Suppose $$f_{-a}(x)$$ is the pdf for $$N(-a,\sigma^2)$$ and $$f_{a}(x)$$ is the pdf for $$N(a,\sigma^2)$$.

Let $$f(x)=0.5f_{-a}(x)+0.5f_{a}(x)$$ be the mixture density.

Is $$c=0$$ the unique center for $$f(x)$$ in the sense that $$f(x)=f(2c-x)$$ for any $$x$$?

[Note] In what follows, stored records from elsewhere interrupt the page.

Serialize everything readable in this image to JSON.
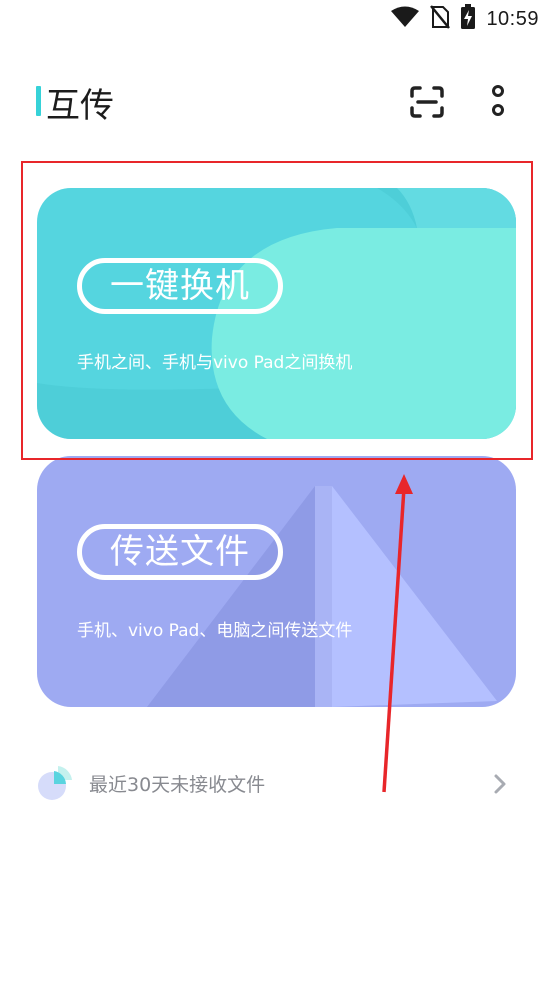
{
  "status_bar": {
    "time": "10:59",
    "icons": [
      "wifi-icon",
      "no-sim-icon",
      "battery-charging-icon"
    ]
  },
  "header": {
    "title": "互传",
    "accent_color": "#36d2d8",
    "actions": [
      "scan-icon",
      "more-icon"
    ]
  },
  "cards": [
    {
      "title": "一键换机",
      "subtitle": "手机之间、手机与vivo Pad之间换机",
      "color": "#55d5df"
    },
    {
      "title": "传送文件",
      "subtitle": "手机、vivo Pad、电脑之间传送文件",
      "color": "#9eaaf2"
    }
  ],
  "recent": {
    "label": "最近30天未接收文件",
    "icon": "pie-chart-icon"
  },
  "annotation": {
    "box_color": "#e8262a",
    "arrow_color": "#e8262a"
  }
}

My guess is that it is the unique center, but I don't know how to rigorously show it.

Thanks!

• stats.stackexchange.com/questions/46843 rigorously shows $0$ is a center (in the sense of being a mean or median). That it is unique follows immediately from observing the mixture density is not zero there. The sense given in your penultimate statement is that the mixture is symmetric. That's a much stronger result and is rigorously shown in the duplicate. – whuber Sep 29 '20 at 14:18
• @whuber Yes, you are right. I want to show the mixture is symmetric. – T34driver Sep 29 '20 at 17:06

Suppose $$f_{-a}(x)$$ and $$f_{a}(x)$$ are independent, $$f(x)\sim N(0,\frac{1}{2}\sigma^2)$$, $$f(2c-x) \sim N(2c,\frac{1}{2}\sigma^2)$$. let $$\sigma_1=\sqrt{\frac{\sigma^2}{2}}$$, therefore, $$f(x) \sim N(0,\sigma_1^2)$$ and $$f(2c-x) \sim N(2c,\sigma_1^2).$$ Write down their corresponding pdfs, we have:
$$f(x) = \frac{e^{-(x - 0)^{2}/(2\sigma_1^{2}) }} {\sigma_1\sqrt{2\pi}}=\frac{e^{-(x - 2c)^{2}/(2\sigma_1^{2}) }} {\sigma_1\sqrt{2\pi}}=f(2c-x)$$ for any x. Take the log on both sides and cancel out common terms, the equation becomes as follows:
$$x^2=(x-2c)^2$$ for any x. Therefore, $$c=0$$ is the unique center for this mixture of distribution.